La noche de junio de 1981 cubría la plaza Alberdi como una mano de hielo. Era demasiado tarde, pero brillaba una luz: la del quiosco a pasos de la bajada Puccio. Allí compramos una linterna, pilas y un familiar de jamón y queso con una gaseosa. A mí me quedaba un poco de ginebra en la petaca. A pesar de que ya eran casi las doce y el domingo a esa hora y en ese lugar se asemejaba a un desierto, queríamos exactamente eso: silencio y soledad. Porque el plan era entrar a una mansión abandonada.
“Yo quería ser mayor,/ quería ser mayor,/ quería ser un hombre habilitado./ Yo quería ser mayor,/ quería ser mayor,/ y ya no ser un niño malhumorado”.
El drama principal era cuando me quería llevar al cine. En aquella época, dictadura antes de Malvinas, el control sobre los menores de dieciocho era severo salvo que se hubiera ido en barra al Capitol a ver dos al hilo de la Coca Sarli. Y yo no sólo era pendejo, también lo parecía: no tenía un pelo en la cara ni por casualidad. Así que cuando ella me sugería una película, hacía lo imposible para inventar un programa mejor. Por supuesto que le había mentido la edad: jamás le hubiera dicho que tenía diecisiete. Antes, la muerte. Y entonces, qué mejor que la exótica idea de meterse en una legendaria residencia de Alberdi que por ese entonces estaba en estado de abandono.
“La gente me ha enseñado a ser discreto,/ sereno, complaciente, equilibrado./ A cambio de mis sueños me han dejado/ un sitio para el vicio y el pecado”.
La noche de invierno era perfecta para la aventura. Helada y solitaria. Lúgubre, pero brillante: la luna entera brillaba sobre el río, colgada sobre las barrancas de la plaza Santos Dumont. Las ramas de un gigantesco eucalipto se sacudían con el viento. Parecía una escena extraída de un libro de Lovecraft o un fotograma de una película de la Hammer. Pero era Alberdi, en Rosario. Saltamos el pretil y nos metimos en la casa.
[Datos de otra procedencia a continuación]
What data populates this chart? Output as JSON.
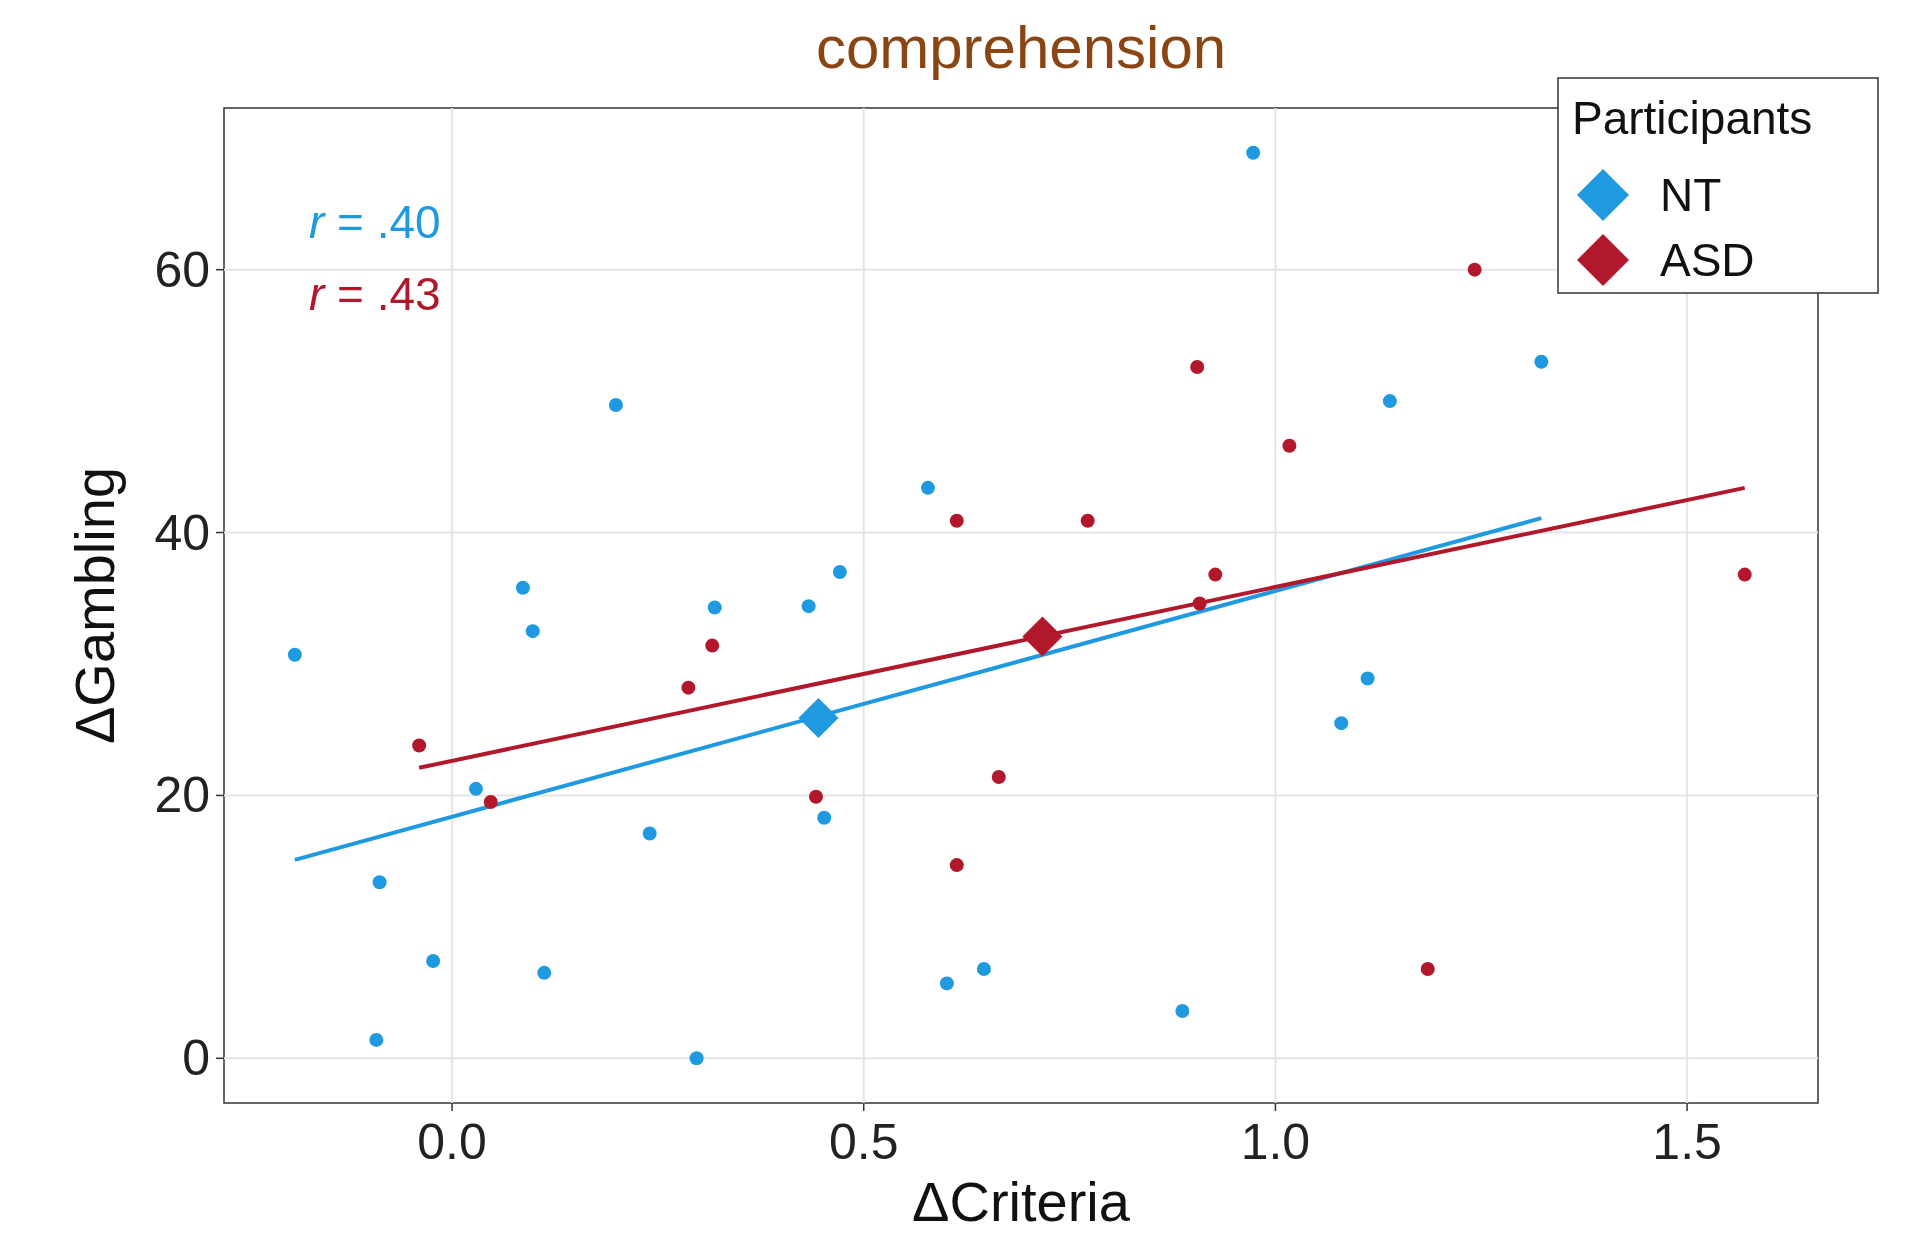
{
  "chart_data": {
    "type": "scatter",
    "title": "comprehension",
    "xlabel": "ΔCriteria",
    "ylabel": "ΔGambling",
    "legend_title": "Participants",
    "legend": "top right",
    "grid": true,
    "xlim": [
      -0.277,
      1.659
    ],
    "xticks": [
      {
        "value": 0,
        "label": "0.0"
      },
      0.5,
      {
        "value": 1,
        "label": "1.0"
      },
      1.5
    ],
    "ylim": [
      -3.4,
      72.3
    ],
    "yticks": [
      0,
      20,
      40,
      60
    ],
    "annotations": [
      "r = .40",
      "r = .43"
    ],
    "series": [
      {
        "marker": "circle",
        "color": "#1f9ae0",
        "x": [
          -0.191,
          0.199,
          0.086,
          0.098,
          0.029,
          -0.088,
          -0.023,
          -0.092,
          0.112,
          0.24,
          0.297,
          0.319,
          0.433,
          0.471,
          0.452,
          0.578,
          0.601,
          0.646,
          0.887,
          0.973,
          1.08,
          1.112,
          1.139,
          1.323
        ],
        "values": [
          30.7,
          49.7,
          35.8,
          32.5,
          20.5,
          13.4,
          7.4,
          1.4,
          6.5,
          17.1,
          0,
          34.3,
          34.4,
          37,
          18.3,
          43.4,
          5.7,
          6.8,
          3.6,
          68.9,
          25.5,
          28.9,
          50,
          53
        ]
      },
      {
        "marker": "circle",
        "color": "#b2182b",
        "x": [
          -0.04,
          0.047,
          0.287,
          0.316,
          0.442,
          0.613,
          0.613,
          0.664,
          0.772,
          0.905,
          0.908,
          0.927,
          1.017,
          1.185,
          1.242,
          1.57
        ],
        "values": [
          23.8,
          19.5,
          28.2,
          31.4,
          19.9,
          40.9,
          14.7,
          21.4,
          40.9,
          52.6,
          34.6,
          36.8,
          46.6,
          6.8,
          60,
          36.8
        ]
      },
      {
        "type": "line",
        "color": "#1f9ae0",
        "x": [
          -0.191,
          1.323
        ],
        "values": [
          15.1,
          41.1
        ]
      },
      {
        "type": "line",
        "color": "#b2182b",
        "x": [
          -0.04,
          1.57
        ],
        "values": [
          22.1,
          43.4
        ]
      },
      {
        "marker": "diamond",
        "name": "NT",
        "color": "#1f9ae0",
        "x": [
          0.445
        ],
        "values": [
          25.9
        ]
      },
      {
        "marker": "diamond",
        "name": "ASD",
        "color": "#b2182b",
        "x": [
          0.717
        ],
        "values": [
          32.1
        ]
      }
    ]
  }
}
“Yo quería ser mayor,/ quería ser mayor,/ quería ser un hombre habilitado./ Yo quería ser mayor,/ quería ser mayor,/ y ya no ser un niño malhumorado”.
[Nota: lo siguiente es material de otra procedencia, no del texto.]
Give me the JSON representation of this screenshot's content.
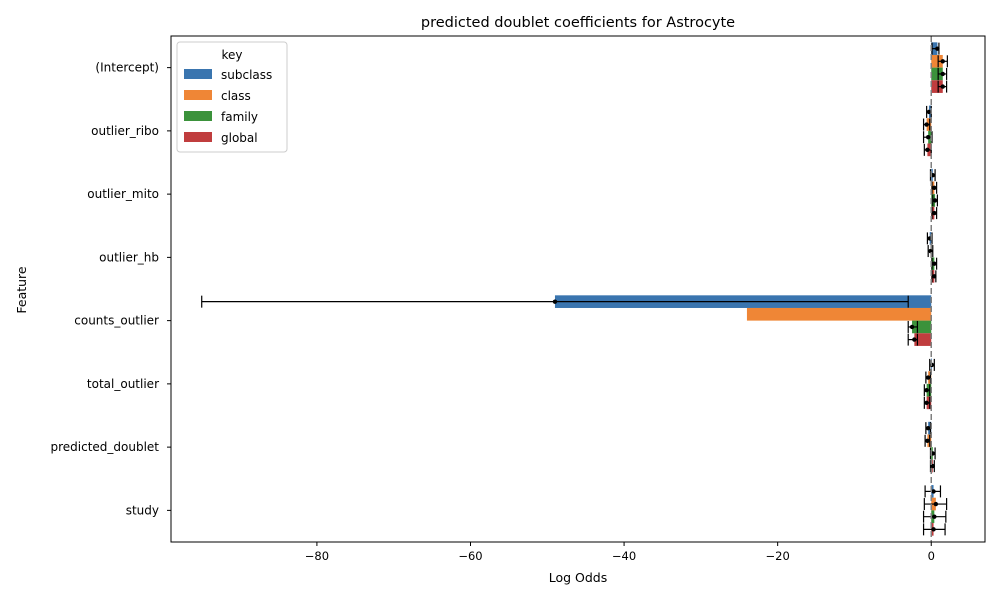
{
  "chart_data": {
    "type": "bar",
    "orientation": "horizontal",
    "title": "predicted doublet coefficients for Astrocyte",
    "xlabel": "Log Odds",
    "ylabel": "Feature",
    "xlim": [
      -99,
      7
    ],
    "xticks": [
      -80,
      -60,
      -40,
      -20,
      0
    ],
    "xtick_labels": [
      "−80",
      "−60",
      "−40",
      "−20",
      "0"
    ],
    "reference_line": 0,
    "legend": {
      "title": "key",
      "position": "top-left"
    },
    "categories": [
      "(Intercept)",
      "outlier_ribo",
      "outlier_mito",
      "outlier_hb",
      "counts_outlier",
      "total_outlier",
      "predicted_doublet",
      "study"
    ],
    "series": [
      {
        "name": "subclass",
        "color": "#3a75af",
        "values": [
          0.8,
          -0.3,
          0.2,
          -0.2,
          -49,
          0.1,
          -0.4,
          0.3
        ],
        "ci": [
          [
            0.1,
            1.0
          ],
          [
            -0.6,
            0.0
          ],
          [
            -0.1,
            0.5
          ],
          [
            -0.5,
            0.1
          ],
          [
            -95,
            -3
          ],
          [
            -0.2,
            0.4
          ],
          [
            -0.7,
            -0.1
          ],
          [
            -0.8,
            1.2
          ]
        ]
      },
      {
        "name": "class",
        "color": "#ef8636",
        "values": [
          1.5,
          -0.6,
          0.4,
          -0.1,
          -24,
          -0.4,
          -0.5,
          0.6
        ],
        "ci": [
          [
            0.9,
            2.1
          ],
          [
            -1.0,
            -0.2
          ],
          [
            0.1,
            0.7
          ],
          [
            -0.4,
            0.2
          ],
          [
            -24,
            -24
          ],
          [
            -0.7,
            -0.1
          ],
          [
            -0.8,
            -0.2
          ],
          [
            -0.9,
            2.0
          ]
        ]
      },
      {
        "name": "family",
        "color": "#3b923b",
        "values": [
          1.5,
          -0.4,
          0.5,
          0.4,
          -2.5,
          -0.6,
          0.2,
          0.4
        ],
        "ci": [
          [
            0.9,
            2.0
          ],
          [
            -1.0,
            0.1
          ],
          [
            0.2,
            0.8
          ],
          [
            0.1,
            0.7
          ],
          [
            -3,
            -1.8
          ],
          [
            -0.9,
            -0.2
          ],
          [
            -0.1,
            0.5
          ],
          [
            -1.0,
            1.9
          ]
        ]
      },
      {
        "name": "global",
        "color": "#c03d3e",
        "values": [
          1.5,
          -0.5,
          0.4,
          0.4,
          -2.2,
          -0.6,
          0.2,
          0.3
        ],
        "ci": [
          [
            0.9,
            2.0
          ],
          [
            -0.9,
            0.0
          ],
          [
            0.1,
            0.7
          ],
          [
            0.1,
            0.6
          ],
          [
            -3,
            -1.8
          ],
          [
            -0.9,
            -0.2
          ],
          [
            -0.1,
            0.4
          ],
          [
            -1.0,
            1.8
          ]
        ]
      }
    ]
  }
}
Lo que pasó después importa poco. Nos salvamos, simplemente: tanta audacia juvenil se vio recompensada con el encuentro cara a cara con tres tipos de aspecto peligroso que seguramente estaban “aguantados” en la casa. Le pudo haber pasado cualquier cosa a ella, cualquiera a mí. Pero nos salvamos. Todavía no sé cómo.
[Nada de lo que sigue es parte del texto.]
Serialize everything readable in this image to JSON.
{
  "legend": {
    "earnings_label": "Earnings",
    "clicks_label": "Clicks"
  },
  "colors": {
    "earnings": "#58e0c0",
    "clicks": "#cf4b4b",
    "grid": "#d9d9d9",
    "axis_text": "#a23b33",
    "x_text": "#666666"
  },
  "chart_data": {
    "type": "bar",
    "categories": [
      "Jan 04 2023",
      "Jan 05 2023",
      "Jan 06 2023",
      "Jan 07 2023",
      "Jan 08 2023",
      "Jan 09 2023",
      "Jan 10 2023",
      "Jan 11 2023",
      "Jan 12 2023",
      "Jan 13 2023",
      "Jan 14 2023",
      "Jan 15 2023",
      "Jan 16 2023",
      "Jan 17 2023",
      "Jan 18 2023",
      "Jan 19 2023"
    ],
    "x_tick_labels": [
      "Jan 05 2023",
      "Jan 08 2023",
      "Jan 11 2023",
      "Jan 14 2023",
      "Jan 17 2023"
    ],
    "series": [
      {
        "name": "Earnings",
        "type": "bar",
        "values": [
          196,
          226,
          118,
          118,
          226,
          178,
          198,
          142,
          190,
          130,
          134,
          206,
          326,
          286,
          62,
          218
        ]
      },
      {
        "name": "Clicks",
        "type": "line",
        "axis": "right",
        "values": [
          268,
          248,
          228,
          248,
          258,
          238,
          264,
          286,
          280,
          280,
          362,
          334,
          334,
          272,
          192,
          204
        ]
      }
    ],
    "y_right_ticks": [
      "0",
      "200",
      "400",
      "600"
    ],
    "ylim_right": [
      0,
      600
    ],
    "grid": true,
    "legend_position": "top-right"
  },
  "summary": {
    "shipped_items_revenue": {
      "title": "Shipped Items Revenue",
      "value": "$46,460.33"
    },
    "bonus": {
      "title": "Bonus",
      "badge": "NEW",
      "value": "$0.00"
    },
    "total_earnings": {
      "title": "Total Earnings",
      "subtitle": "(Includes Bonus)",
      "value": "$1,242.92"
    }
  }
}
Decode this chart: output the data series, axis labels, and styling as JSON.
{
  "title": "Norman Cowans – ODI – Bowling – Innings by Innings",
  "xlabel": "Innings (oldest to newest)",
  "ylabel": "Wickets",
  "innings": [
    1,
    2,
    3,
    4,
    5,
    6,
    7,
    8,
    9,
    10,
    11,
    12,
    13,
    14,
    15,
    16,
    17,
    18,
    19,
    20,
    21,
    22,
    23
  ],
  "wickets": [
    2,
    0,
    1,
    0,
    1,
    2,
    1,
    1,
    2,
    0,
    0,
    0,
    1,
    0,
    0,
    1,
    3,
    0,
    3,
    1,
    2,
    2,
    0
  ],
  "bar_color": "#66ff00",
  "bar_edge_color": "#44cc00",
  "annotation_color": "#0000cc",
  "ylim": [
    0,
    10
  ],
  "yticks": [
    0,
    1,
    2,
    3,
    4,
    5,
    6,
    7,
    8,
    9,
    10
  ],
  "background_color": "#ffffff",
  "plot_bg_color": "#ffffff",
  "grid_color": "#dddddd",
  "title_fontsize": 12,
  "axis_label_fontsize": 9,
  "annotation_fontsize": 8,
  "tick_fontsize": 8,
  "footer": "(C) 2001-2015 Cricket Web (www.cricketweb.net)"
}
“Ya no quiero ser mayor,/ no quiero ser mayor,/ no quiero ser un hombre domesticado./ Yo no quiero ser mayor,/ no quiero ser mayor./ Prefiero ser un niño enamorado”.
Los años han pasado y a la vez no han pasado. El barco atravesó prolongadas tormentas y soportó
fuertes oleajes, pero sigue buscando un puerto luminoso. Tardes pasadas, justamente un domingo,
cuando con mi novia de hoy pasamos por la querida plaza Santos Dumont, miré con nostalgia a la
vieja mansión, hoy remozada, y me sonreí a mí mismo. No he dejado de explorar. No he dejado de
creer. Y la ciudad me sigue dando árboles y bares, librerías y amigos. Y amor.
Entonces, puedo soñar lo que sueño. Puedo soñar que tomo de la mano a una lejana muchacha de
ojos celestes y salgo con ella a buscar el milagro, y a encontrar la libertad.